3Une fois réaffirmées la légitimité et la fécondité qu’il y a à construire une approche philosophique de la danse classique, les voies selon lesquelles l’aborder s’avèrent aussi multiples que la philosophie de la danse s’est diversifiée au cours des dernières années. Si la perspective phénoménologique ouverte par Christine Leroy a pour avantage de mettre les pratiques au cœur de la réflexion philosophique, et de faire place aux problèmes vivaces qu’elles soulèvent (par exemple quant au statut de la norme dans la pédagogie de la danse classique10), d’autres approches sont également possibles, qui accordent davantage d’importance aux évolutions historiques du ballet. Dans son dernier ouvrage, The Fascist Turn in the Dance of Serge Lifar 11, Mark Franko s’intéresse ainsi à la catégorie de « danse néo-classique », très largement utilisée aujourd’hui, mais dont les contours sont mal définis, afin d’en retracer la genèse. Il montre l’émergence d’un courant néo-classique dans le ballet au cours des années 1920-1930, dont les enjeux politico-esthétiques apparaissent d’autant plus clairement qu’ils sont mis en perspective avec une pensée philosophique du néo-classicisme. C’est tout le caractère « classique » ou « néo-classique » de la danse classique qui s’en trouve interrogé, à la croisée des discours, des pratiques et des productions chorégraphiques. Allant à l’encontre de la doxa téléologique qui eut jusqu’à récemment cours, selon laquelle le ballet classique se serait développé sur le modèle d’un fleuve ininterrompu depuis le xviie siècle, de tels travaux mettent en avant son hétérogénéité esthétique et ses discontinuités historiques, porteuses d’enjeux philosophiques. Une approche entrelaçant histoire et philosophie peut ainsi éclairer les métamorphoses du ballet tout autant que ses enjeux actuels, y compris les catégories souvent imprécises et chargées de présupposés (du ballet « romantique » à la danse « néo-classique ») avec lesquelles nous pensons cette forme artistique.
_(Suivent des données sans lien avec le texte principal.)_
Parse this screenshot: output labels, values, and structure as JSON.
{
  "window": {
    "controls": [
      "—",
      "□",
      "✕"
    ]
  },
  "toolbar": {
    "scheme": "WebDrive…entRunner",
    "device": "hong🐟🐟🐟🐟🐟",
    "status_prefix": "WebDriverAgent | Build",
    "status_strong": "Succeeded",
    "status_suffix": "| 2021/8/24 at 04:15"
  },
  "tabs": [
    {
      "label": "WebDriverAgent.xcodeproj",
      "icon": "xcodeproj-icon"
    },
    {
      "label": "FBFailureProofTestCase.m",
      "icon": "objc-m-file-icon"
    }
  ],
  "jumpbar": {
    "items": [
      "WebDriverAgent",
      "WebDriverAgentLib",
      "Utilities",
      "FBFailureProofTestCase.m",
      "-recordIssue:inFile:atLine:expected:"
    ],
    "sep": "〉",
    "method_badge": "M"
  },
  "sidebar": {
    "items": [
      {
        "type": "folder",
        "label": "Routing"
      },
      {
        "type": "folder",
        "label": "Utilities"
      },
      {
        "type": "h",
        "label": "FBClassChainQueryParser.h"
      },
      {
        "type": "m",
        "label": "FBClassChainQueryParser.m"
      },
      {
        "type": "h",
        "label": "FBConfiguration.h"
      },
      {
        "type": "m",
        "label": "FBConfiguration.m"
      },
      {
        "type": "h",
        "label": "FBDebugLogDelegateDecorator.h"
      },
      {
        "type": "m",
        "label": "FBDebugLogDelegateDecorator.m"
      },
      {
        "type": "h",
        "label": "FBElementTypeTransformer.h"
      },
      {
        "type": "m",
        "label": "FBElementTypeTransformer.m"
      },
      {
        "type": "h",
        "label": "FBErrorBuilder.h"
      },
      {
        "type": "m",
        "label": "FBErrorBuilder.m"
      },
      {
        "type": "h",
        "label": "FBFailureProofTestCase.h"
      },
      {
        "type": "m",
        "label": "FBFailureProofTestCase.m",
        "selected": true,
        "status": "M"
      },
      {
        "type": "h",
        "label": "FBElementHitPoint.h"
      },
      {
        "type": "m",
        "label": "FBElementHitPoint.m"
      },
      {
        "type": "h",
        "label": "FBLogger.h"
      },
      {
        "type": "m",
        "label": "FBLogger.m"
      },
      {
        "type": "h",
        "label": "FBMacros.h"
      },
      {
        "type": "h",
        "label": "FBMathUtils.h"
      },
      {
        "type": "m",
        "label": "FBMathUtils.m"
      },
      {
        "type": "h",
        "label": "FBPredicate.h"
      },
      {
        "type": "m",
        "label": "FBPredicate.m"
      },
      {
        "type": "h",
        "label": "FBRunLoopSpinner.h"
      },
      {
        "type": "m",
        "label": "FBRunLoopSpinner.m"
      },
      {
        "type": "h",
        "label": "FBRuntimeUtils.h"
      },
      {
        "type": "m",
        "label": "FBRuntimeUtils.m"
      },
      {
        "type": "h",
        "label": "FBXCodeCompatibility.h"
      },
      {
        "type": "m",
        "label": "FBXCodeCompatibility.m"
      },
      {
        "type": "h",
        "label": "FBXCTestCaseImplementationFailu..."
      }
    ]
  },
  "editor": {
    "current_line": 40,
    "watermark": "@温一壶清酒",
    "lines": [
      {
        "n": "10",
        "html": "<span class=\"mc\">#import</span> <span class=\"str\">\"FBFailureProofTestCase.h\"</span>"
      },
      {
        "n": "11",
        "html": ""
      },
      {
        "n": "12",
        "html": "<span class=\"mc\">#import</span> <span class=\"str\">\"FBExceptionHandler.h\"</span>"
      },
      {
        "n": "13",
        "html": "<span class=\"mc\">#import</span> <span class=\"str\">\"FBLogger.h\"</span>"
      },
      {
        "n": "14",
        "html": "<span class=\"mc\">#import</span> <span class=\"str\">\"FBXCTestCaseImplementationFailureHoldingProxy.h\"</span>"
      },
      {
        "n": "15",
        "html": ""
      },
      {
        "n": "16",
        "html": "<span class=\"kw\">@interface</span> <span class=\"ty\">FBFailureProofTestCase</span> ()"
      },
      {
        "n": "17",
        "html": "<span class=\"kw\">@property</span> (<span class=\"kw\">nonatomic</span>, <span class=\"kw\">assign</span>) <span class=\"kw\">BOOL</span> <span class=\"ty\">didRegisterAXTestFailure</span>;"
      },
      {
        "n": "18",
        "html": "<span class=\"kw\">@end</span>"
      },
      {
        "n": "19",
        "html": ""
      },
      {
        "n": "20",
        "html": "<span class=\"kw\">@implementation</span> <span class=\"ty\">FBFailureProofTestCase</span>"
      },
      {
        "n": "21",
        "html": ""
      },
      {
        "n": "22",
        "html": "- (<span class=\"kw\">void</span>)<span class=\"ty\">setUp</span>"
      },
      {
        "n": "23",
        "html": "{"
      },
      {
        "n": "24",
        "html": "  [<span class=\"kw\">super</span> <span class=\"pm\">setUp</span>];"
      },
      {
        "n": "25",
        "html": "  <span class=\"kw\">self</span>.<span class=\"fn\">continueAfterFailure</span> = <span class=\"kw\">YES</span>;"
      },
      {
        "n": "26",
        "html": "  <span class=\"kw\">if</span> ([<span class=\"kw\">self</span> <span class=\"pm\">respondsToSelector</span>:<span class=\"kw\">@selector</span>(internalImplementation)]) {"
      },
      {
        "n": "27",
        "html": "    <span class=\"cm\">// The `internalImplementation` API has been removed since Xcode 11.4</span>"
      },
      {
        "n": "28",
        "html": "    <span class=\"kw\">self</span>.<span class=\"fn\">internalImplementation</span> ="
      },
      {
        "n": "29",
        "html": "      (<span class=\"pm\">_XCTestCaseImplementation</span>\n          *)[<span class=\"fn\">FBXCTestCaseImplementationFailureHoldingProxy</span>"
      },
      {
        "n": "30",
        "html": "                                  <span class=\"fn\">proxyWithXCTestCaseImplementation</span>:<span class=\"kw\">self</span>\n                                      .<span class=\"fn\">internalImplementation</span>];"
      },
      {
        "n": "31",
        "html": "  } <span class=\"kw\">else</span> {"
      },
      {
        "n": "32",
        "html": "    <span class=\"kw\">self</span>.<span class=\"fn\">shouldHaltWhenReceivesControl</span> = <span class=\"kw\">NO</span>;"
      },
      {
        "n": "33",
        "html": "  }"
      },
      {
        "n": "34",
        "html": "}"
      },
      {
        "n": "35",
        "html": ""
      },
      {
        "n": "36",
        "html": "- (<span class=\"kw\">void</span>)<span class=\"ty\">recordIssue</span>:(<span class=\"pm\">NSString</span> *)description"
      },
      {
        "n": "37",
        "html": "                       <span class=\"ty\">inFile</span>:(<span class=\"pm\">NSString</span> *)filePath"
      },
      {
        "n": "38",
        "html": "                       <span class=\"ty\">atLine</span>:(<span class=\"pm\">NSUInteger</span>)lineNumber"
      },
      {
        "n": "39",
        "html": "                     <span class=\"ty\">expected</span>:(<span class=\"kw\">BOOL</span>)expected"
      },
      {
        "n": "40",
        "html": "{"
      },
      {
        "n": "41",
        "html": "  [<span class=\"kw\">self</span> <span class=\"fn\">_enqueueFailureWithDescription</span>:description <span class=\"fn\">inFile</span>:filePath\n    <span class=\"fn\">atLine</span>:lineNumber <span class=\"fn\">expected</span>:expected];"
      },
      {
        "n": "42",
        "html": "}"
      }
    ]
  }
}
2. L’ « artification », un concept opérant pour penser la danse classique ?
- 12 N. Heinich et R. Shapiro (dir.), De l’artification. Enquêtes sur le passage à l’art, Paris, EHESS (...)
4Tel qu’il est défini par Nathalie Heinich et Roberta Shapiro comme « processus qui institutionnalise l’objet comme œuvre, la pratique comme art, les pratiquants comme artistes, les observateurs comme public, bref qui tend à faire advenir un monde de l’art »12, le concept d’artification paraît à première vue peu pertinent pour saisir les enjeux actuels du genre artistique qu’est la danse classique, tant cette dernière pourrait au contraire constituer un modèle d’art « artifié » depuis plusieurs siècles. Institutionnalisé, codifié, esthétisé, le ballet est peut-être l’art chorégraphique légitime et dominant par excellence, notamment en Occident. Par ailleurs, en tant que ce concept a été forgé par la sociologie de l’art, il ne va pas de soi d’en faire un usage philosophique.
5Pourtant, s’il semble que le concept d’artification possède une valeur heuristique pour appréhender (philosophiquement) la danse classique, c’est qu’il invite non seulement à penser le statut de ce genre et sa place au sein de l’art chorégraphique occidental, mais aussi à interroger la conception de l’art sur laquelle repose la danse classique. S’il semble évident que la danse classique est « artifiée », il ne va en effet pas complètement de soi de dire en quoi cette danse « fait art ». Je m’appuierai ainsi sur l’hypothèse qu’interroger la danse classique au prisme du concept d’artification comporte au moins deux intérêts : d’une part, montrer qu’un questionnement philosophique sur la danse classique peut difficilement faire l’économie de recherches historiques et sociologiques ; d’autre part, mettre en retour le concept d’artification à l’épreuve d’un genre artistique auquel il ne s’applique pas évidemment, mais qui ne lui est peut-être pas si étranger.
- 13 Sur cette période historique, nous renvoyons à N. Lecomte, Entre cours et jardins d’illusion, le (...)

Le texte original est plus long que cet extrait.